La vigilia è sempre faticosa. Giulio Tremonti ha messo in cantiere la sua manovra da ventiquattro miliardi. Oggi se la gioca in Consiglio dei ministri e non dovrebbero esserci sorprese. È il sigillo al ruolo che sta svolgendo ormai negli ultimi lunghi mesi. È andato avanti da solo, senza coinvolgere più di tanto gli altri ministri, rischiando di far infuriare Berlusconi, che si è ritrovato a dover giustificare certi atteggiamenti da primo della classe con il resto della squadra. Ma Giulio è fatto così. È duro. È cinico. È sbrigativo. Solo che in questo governo nella tempesta, con le nubi che volteggiano su troppi nomi, l’uomo dei conti è una certezza. Non è il delfino di Berlusconi, ma sta diventando un punto fermo per ripartire. Berlusconi sa che la riforma del berlusconismo non può fare a meno di Tremonti. Il superministro non è Fini. Non cerca spazi politici alernativi. Non pronuncia mai la parola futuro. E non ha bisogno di fondazioni. Agli amici continua a ripetere: «A chi pensa davvero non serve un pensatoio». Poi sorridendo aggiunge il solito corollario: «Chi lavora non ha bisogno di ricamare». È la sua filosofia, come al solito concreta, con il gusto di mettere tutte le tessere al proprio posto.

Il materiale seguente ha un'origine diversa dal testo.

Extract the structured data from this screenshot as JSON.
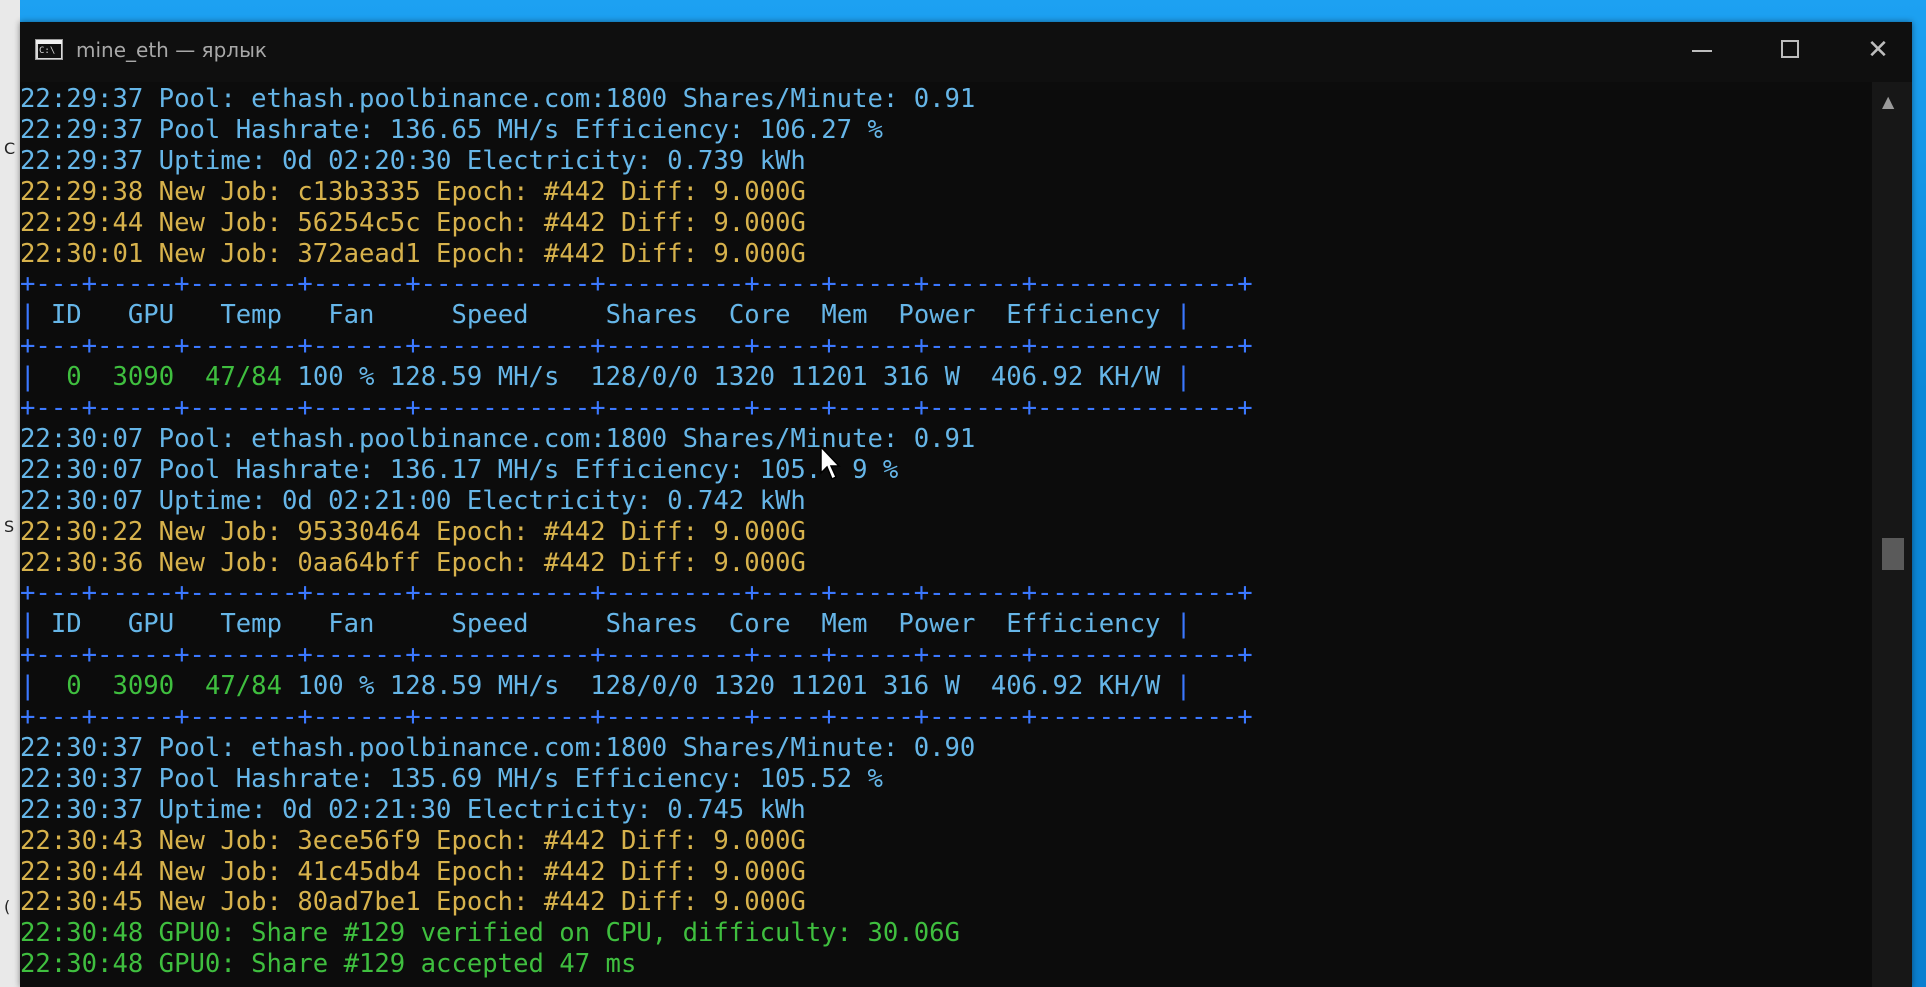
{
  "window": {
    "title": "mine_eth — ярлык",
    "icon_label": "C:\\",
    "minimize_icon": "minimize-icon",
    "maximize_icon": "maximize-icon",
    "close_icon": "close-icon",
    "close_glyph": "✕"
  },
  "left_edge": [
    "C",
    "S",
    "("
  ],
  "colors": {
    "pool_info": "#66b6e8",
    "new_job": "#d7b24c",
    "share": "#3fbf3f",
    "table_border": "#3b78ff",
    "table_text": "#cccccc"
  },
  "table": {
    "separator": "+---+-----+-------+------+-----------+---------+----+-----+------+-------------+",
    "header": [
      "ID",
      "GPU",
      "Temp",
      "Fan",
      "Speed",
      "Shares",
      "Core",
      "Mem",
      "Power",
      "Efficiency"
    ],
    "row": {
      "id": "0",
      "gpu": "3090",
      "temp": "47/84",
      "rest": "100 % 128.59 MH/s  128/0/0 1320 11201 316 W  406.92 KH/W"
    }
  },
  "log": [
    {
      "kind": "pool",
      "text": "22:29:37 Pool: ethash.poolbinance.com:1800 Shares/Minute: 0.91"
    },
    {
      "kind": "pool",
      "text": "22:29:37 Pool Hashrate: 136.65 MH/s Efficiency: 106.27 %"
    },
    {
      "kind": "pool",
      "text": "22:29:37 Uptime: 0d 02:20:30 Electricity: 0.739 kWh"
    },
    {
      "kind": "job",
      "text": "22:29:38 New Job: c13b3335 Epoch: #442 Diff: 9.000G"
    },
    {
      "kind": "job",
      "text": "22:29:44 New Job: 56254c5c Epoch: #442 Diff: 9.000G"
    },
    {
      "kind": "job",
      "text": "22:30:01 New Job: 372aead1 Epoch: #442 Diff: 9.000G"
    },
    {
      "kind": "table"
    },
    {
      "kind": "pool",
      "text": "22:30:07 Pool: ethash.poolbinance.com:1800 Shares/Minute: 0.91"
    },
    {
      "kind": "pool",
      "text": "22:30:07 Pool Hashrate: 136.17 MH/s Efficiency: 105.  9 %"
    },
    {
      "kind": "pool",
      "text": "22:30:07 Uptime: 0d 02:21:00 Electricity: 0.742 kWh"
    },
    {
      "kind": "job",
      "text": "22:30:22 New Job: 95330464 Epoch: #442 Diff: 9.000G"
    },
    {
      "kind": "job",
      "text": "22:30:36 New Job: 0aa64bff Epoch: #442 Diff: 9.000G"
    },
    {
      "kind": "table"
    },
    {
      "kind": "pool",
      "text": "22:30:37 Pool: ethash.poolbinance.com:1800 Shares/Minute: 0.90"
    },
    {
      "kind": "pool",
      "text": "22:30:37 Pool Hashrate: 135.69 MH/s Efficiency: 105.52 %"
    },
    {
      "kind": "pool",
      "text": "22:30:37 Uptime: 0d 02:21:30 Electricity: 0.745 kWh"
    },
    {
      "kind": "job",
      "text": "22:30:43 New Job: 3ece56f9 Epoch: #442 Diff: 9.000G"
    },
    {
      "kind": "job",
      "text": "22:30:44 New Job: 41c45db4 Epoch: #442 Diff: 9.000G"
    },
    {
      "kind": "job",
      "text": "22:30:45 New Job: 80ad7be1 Epoch: #442 Diff: 9.000G"
    },
    {
      "kind": "share",
      "text": "22:30:48 GPU0: Share #129 verified on CPU, difficulty: 30.06G"
    },
    {
      "kind": "share",
      "text": "22:30:48 GPU0: Share #129 accepted 47 ms"
    }
  ]
}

Questa manovra, infatti, segna anche una svolta politica. Tremonti non è più il tecnico. Quello da chiamare quando c’è da tagliare, ma sempre un po’ fuori dal giro. È un politico che ha limato e radicato le sue alleanze. È l’uomo che offre prospettive alle ambizioni del Carroccio. Non è un leghista, ma resta un concentrato lumbàrd made in Valtellina. Il ministro non apre grandi tavoli dove discutere le politiche economiche, ma è molto attento a non far abbassare il livello della pace sociale. Il confronto con le parti sociali che contano, e gli interessano, è costante. Quando vuole sa usare bene la diplomazia e, di fatto, senza usare mai la parola concertazione le sue scelte sono concertate. La verità è che il suo Dna resta socialista. Il liberismo non lo affascina. In questo ha finito per condizionare anche la Lega, che da tempo ha smarrito lo spirito da tea party e da no tax day.

Questa è la frontiera che lo divide ancora da Berlusconi. La politica dei sacrifici per il premier è una necessità inevitabile, Tremonti ci intravede un fascino etico. Una cosa è certa, il Cavaliere aspetta il giorno in cui il suo ministro reciti la frase: giù le tasse.